Survival can be summed up in three words – never give up. This is the saying of thousands of internally displaced people (IDP), who fled violence in central and northern Iraq to the south. Some 300 families, 2,000 persons, live in a camp near the popular market in the 5-Miles District in the suburbs of the city of Basra.


  • Vocational training, job and business creation to generate livelihoods for more than 1,000 displaced persons, one third are women
  • Souk (market) rehabilitation to enhance business among displaced persons and their host community
  • Country-wide in 2014, UNDP created jobs and businesses for 14,000 displaced persons and members of their host communities

Sajad Fadel, 20, arrived in the southern Governorate of Basra in September 2014. Originally from Al-Ramadi, Anbar, he had left behind his home and family. Sajad completed the elementary school and later worked as a labourer in his home city. In the camp, he was looking for a job.

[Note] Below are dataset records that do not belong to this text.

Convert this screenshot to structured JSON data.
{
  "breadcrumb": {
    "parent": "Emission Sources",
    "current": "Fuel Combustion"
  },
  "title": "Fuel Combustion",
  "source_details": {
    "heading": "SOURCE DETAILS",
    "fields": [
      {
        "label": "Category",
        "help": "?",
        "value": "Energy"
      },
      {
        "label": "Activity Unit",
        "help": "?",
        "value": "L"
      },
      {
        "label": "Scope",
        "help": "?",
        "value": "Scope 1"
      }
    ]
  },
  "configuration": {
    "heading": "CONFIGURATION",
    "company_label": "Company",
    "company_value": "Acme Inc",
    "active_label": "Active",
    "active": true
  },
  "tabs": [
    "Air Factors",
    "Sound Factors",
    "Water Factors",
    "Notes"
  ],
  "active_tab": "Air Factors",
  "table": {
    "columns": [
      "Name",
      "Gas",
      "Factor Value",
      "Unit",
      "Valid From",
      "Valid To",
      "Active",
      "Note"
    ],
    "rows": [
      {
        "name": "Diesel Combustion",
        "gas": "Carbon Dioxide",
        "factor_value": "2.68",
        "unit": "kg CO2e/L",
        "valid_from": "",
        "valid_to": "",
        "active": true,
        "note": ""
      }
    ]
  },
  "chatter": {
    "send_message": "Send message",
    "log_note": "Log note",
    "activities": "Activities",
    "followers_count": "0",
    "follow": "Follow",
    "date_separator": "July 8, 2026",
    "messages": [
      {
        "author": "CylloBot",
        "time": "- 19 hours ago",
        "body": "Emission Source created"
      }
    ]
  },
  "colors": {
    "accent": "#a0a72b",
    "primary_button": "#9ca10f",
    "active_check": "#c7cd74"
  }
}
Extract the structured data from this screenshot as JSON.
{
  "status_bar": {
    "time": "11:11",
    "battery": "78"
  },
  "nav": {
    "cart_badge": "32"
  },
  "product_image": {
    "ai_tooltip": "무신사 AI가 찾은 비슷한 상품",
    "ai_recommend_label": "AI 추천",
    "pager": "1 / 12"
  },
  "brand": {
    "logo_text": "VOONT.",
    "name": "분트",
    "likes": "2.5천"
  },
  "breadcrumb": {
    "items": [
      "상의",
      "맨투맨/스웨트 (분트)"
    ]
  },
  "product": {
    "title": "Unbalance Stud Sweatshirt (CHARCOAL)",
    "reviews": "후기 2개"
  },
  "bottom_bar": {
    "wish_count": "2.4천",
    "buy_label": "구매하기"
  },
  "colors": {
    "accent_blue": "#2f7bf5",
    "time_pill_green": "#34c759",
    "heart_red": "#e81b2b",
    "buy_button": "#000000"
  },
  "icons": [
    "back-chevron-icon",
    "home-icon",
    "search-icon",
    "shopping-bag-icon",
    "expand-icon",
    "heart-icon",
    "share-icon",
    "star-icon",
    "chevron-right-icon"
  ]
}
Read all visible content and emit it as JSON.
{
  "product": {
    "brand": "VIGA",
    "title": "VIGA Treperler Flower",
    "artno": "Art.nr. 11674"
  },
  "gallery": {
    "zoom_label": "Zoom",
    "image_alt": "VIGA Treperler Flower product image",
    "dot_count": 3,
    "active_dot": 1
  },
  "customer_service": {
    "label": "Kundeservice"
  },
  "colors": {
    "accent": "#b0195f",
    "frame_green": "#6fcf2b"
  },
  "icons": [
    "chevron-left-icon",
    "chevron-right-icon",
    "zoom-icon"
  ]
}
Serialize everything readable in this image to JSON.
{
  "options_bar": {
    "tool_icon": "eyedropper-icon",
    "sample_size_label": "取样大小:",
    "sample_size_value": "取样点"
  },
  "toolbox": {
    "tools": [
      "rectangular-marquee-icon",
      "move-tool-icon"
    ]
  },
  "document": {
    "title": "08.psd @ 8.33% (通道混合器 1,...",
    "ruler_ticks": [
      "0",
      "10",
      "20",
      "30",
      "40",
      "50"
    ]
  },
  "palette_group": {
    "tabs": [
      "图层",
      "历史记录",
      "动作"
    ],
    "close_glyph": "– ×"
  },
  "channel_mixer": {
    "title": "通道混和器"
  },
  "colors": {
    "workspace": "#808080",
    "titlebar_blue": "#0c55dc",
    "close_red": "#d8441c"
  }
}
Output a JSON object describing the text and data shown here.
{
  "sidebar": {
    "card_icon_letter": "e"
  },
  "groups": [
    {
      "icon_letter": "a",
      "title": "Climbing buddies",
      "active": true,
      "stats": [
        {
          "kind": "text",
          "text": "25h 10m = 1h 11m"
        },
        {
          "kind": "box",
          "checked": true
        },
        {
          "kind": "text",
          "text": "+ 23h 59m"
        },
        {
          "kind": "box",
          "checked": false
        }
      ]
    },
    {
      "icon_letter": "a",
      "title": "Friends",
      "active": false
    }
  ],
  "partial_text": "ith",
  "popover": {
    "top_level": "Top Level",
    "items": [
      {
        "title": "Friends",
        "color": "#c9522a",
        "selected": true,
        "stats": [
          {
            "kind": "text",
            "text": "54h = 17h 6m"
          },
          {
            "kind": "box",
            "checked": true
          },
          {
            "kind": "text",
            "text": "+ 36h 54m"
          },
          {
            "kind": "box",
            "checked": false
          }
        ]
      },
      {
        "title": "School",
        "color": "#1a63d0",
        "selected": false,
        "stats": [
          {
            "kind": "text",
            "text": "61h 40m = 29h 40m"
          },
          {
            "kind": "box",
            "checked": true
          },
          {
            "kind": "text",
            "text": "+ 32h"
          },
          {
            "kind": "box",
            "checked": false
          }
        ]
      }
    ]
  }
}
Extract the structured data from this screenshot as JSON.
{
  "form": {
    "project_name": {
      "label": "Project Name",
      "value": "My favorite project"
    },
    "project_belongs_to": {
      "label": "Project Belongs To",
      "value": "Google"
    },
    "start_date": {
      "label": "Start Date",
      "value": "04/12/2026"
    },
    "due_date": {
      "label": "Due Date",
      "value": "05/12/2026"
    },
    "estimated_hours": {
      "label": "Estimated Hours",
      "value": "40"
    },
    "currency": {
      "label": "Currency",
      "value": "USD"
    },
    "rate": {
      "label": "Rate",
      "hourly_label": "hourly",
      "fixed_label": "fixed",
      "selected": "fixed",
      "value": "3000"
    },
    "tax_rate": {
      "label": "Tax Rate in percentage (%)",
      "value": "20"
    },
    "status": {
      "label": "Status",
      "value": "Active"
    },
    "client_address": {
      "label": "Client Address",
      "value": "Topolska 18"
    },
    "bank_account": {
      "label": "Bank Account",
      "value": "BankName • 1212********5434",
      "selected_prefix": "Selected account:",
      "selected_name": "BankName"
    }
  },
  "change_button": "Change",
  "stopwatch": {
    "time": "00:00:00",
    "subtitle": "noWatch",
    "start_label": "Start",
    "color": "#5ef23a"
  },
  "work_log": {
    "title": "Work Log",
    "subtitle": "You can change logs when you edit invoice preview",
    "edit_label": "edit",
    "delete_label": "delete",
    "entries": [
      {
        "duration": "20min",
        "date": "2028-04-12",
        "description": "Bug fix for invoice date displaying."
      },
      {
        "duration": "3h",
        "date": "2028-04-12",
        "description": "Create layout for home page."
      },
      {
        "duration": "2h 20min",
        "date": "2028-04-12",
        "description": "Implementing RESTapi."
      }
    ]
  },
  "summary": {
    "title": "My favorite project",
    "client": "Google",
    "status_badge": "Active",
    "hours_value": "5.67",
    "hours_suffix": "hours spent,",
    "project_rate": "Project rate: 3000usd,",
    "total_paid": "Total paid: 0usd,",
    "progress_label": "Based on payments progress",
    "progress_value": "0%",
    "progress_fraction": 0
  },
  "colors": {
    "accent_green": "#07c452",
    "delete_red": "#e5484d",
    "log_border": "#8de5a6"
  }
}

When the UN dDevelopment Programme (UNDP) started a livelihood project in early 2015, he offered to train fellow IDPs. He also joined a paint training to improve his skills in construction works. “I dream of the day I will open a shop and decently earn my life, in order to survive and rebuild my life,” Sajad says.

At the outset of every forced population displacement, people struggle with subsistence from accessing drinking water to finding emergency cash and employment. To boost  their resilience, UNDP provides IDPs with short-term income opportunities, commonly called cash-for-work, in the form of daily labor such as masonry, carpentry or plumbing, to improve basic services within the camp and host community.

Members of 230 families have attended vocational training in sewing, bakery and cookery, hairdressing, carpentry and electricity, as well as short business courses to boost their entrepreneurship skills. Some 1,000 people, including the host community, are directly or indirectly benefitting from new jobs and small enterprises.

New shops in the local market (souk) will increase prospects for displaced people to start up new business and serve the host community, thus play a pivotal role in strengthening social cohesion with their neighborhood.

The project is run by the Canadian Aid Organization for Iraqi Society and Rehabilitation (CAOFISR) thanks to a small grant from UNDP Iraq.

The Governorate of Basra is at present hosting to 1,821 families or 10,926 internally displaced persons in 215 locations, mainly in non-camp settings, who fled violence in Anbar, Babylon, Baghdad, Diyala, Kirkuk, Ninewa, Salah al-Din (Source: IOM, April 2015).